The USPS is a government service, not a money-making enterprise, but such massive losses are not sustainable. Reform is obviously needed. But DeJoy has been making things worse since he became postmaster general in June 2020.
Soon after he took office, DeJoy imposed cost-cutting measures that slowed the mail dramatically and made some people wary of mailing in election ballots. He had mailboxes removed from some neighborhoods. Holiday mail that year was a nightmare, with some packages not reaching their destination for weeks. Some of the changes DeJoy imposed then were eventually struck down in courts.
Now he’s launched another deliberate attempt to slow the mail through cutting use of airmail and restricting how far mail can travel within a day. At the same time the Postal Service will be slowing the mail, rates will go up again. Under DeJoy, austere policies and neglect have already caused slowdowns and inefficiencies. All that sounds like a recipe for trouble.

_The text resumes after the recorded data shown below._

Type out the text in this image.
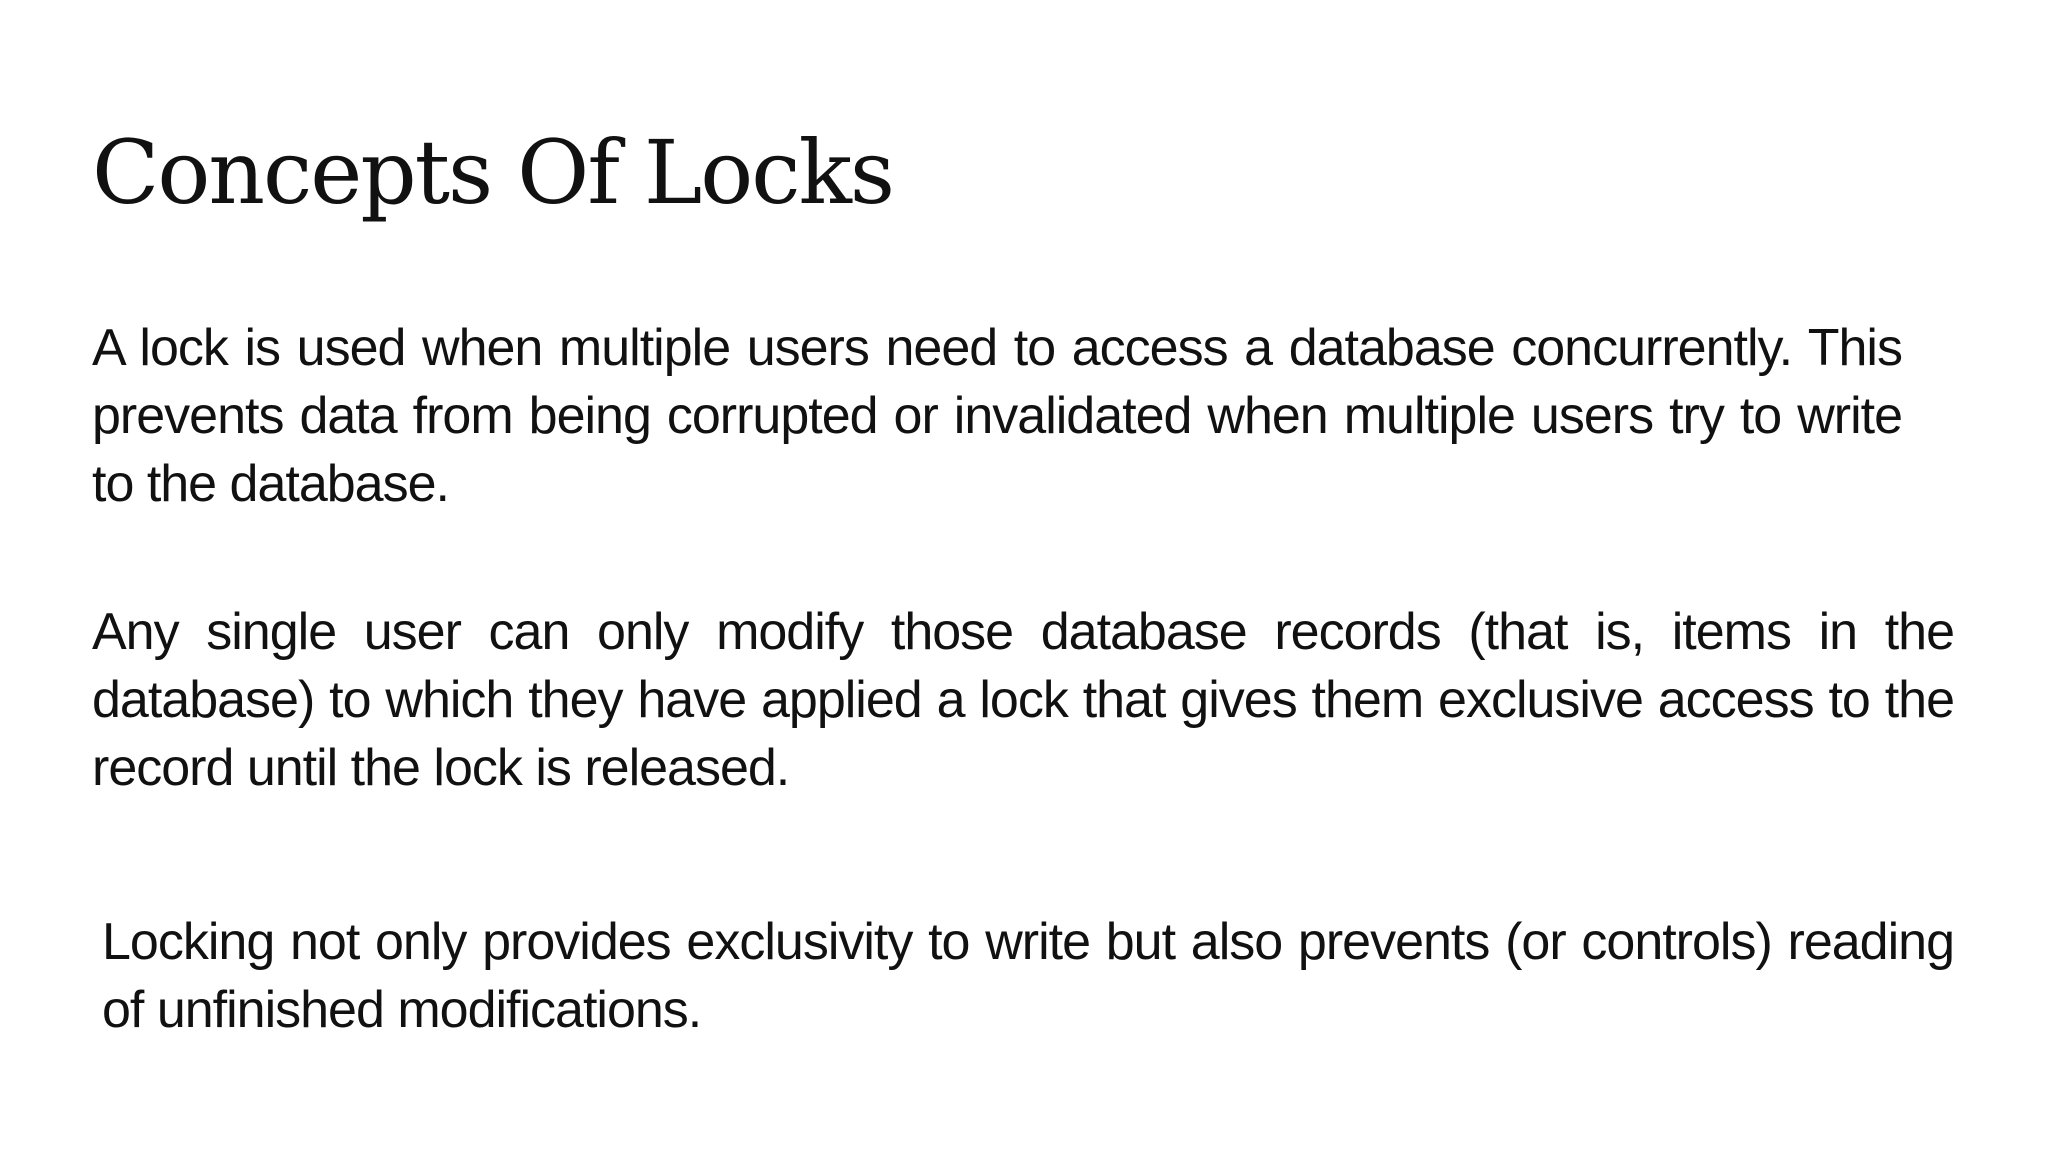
Concepts Of Locks

A lock is used when multiple users need to access a database concurrently. This prevents data from being corrupted or invalidated when multiple users try to write to the database.

Any single user can only modify those database records (that is, items in the database) to which they have applied a lock that gives them exclusive access to the record until the lock is released.

Locking not only provides exclusivity to write but also prevents (or controls) reading of unfinished modifications.
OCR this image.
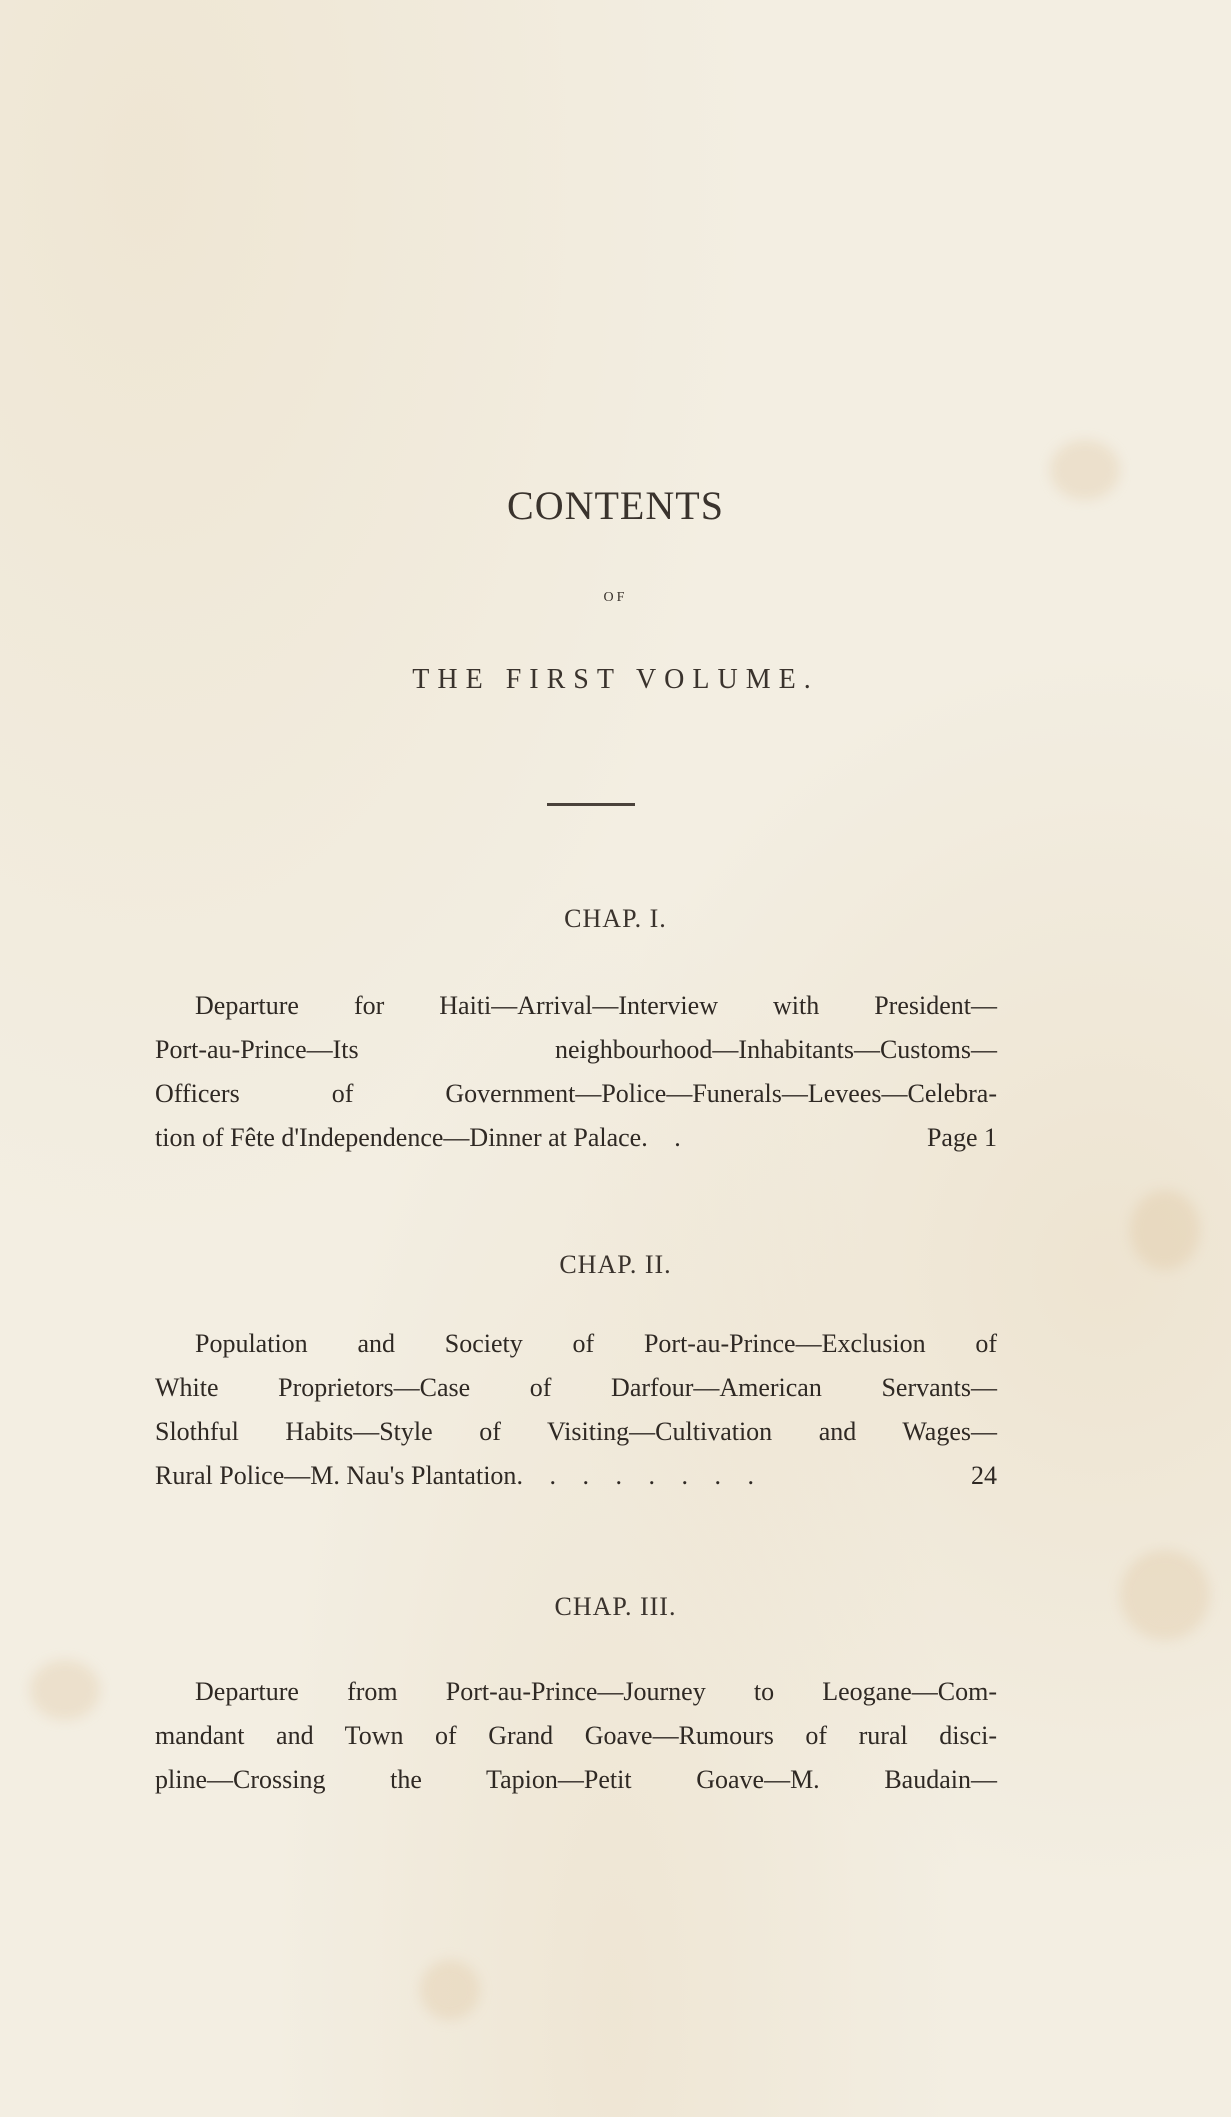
CONTENTS
OF
THE FIRST VOLUME.
CHAP. I.
Departure for Haiti—Arrival—Interview with President—
Port-au-Prince—Its neighbourhood—Inhabitants—Customs—
Officers of Government—Police—Funerals—Levees—Celebra-
tion of Fête d'Independence—Dinner at Palace . .	Page 1
CHAP. II.
Population and Society of Port-au-Prince—Exclusion of
White Proprietors—Case of Darfour—American Servants—
Slothful Habits—Style of Visiting—Cultivation and Wages—
Rural Police—M. Nau's Plantation . . . . . . . .	24
CHAP. III.
Departure from Port-au-Prince—Journey to Leogane—Com-
mandant and Town of Grand Goave—Rumours of rural disci-
pline—Crossing the Tapion—Petit Goave—M. Baudain—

Since its earliest days in 1775, when Benjamin Franklin was named the first postmaster general, the post office, or Postal Service, has been essential to the lives of many Americans. Even though modern technology has reduced communication on paper, the Postal Service is still vitally important to many people — for making payments, receiving prescription drugs, delivering packages to remote places and mailing in ballots, among other services.
Cutting staff, removing mailboxes, closing small offices, slowing the mail and raising rates will disproportionately hurt low-income people and those who live in rural areas. The Postal Service is supposed to serve all Americans.
There are ways to make things better that are more creative and sustainable. For starters, Congress could pass the Postal Service Reform Act that would eliminate the unwise requirement that the agency prepay its retirees’ health benefits. That change would allow the agency to diversify its pension investments, as is done in most advanced countries, and would do a lot to fix its financial problems.
Other suggestions include taking advantage of the Postal Service’s presence throughout the country, in otherwise isolated or depressed areas. Possibilities include using the Postal Service to process hunting and fishing licenses, register voters, help census workers and do contact tracing for health agencies.
One promising idea is reviving the postal banking system, being tried as a pilot program in four cities. That would bring in revenue while helping disadvantaged people who have little or no access to banks and often pay exorbitant fees for basic services such as check cashing.
What’s clear is that there are solutions to embrace, should lawmakers take this seriously. The postal service has been and should remain a vital part of America. To have a healthy future, it needs good leaders and adequate resources to adapt to changing times.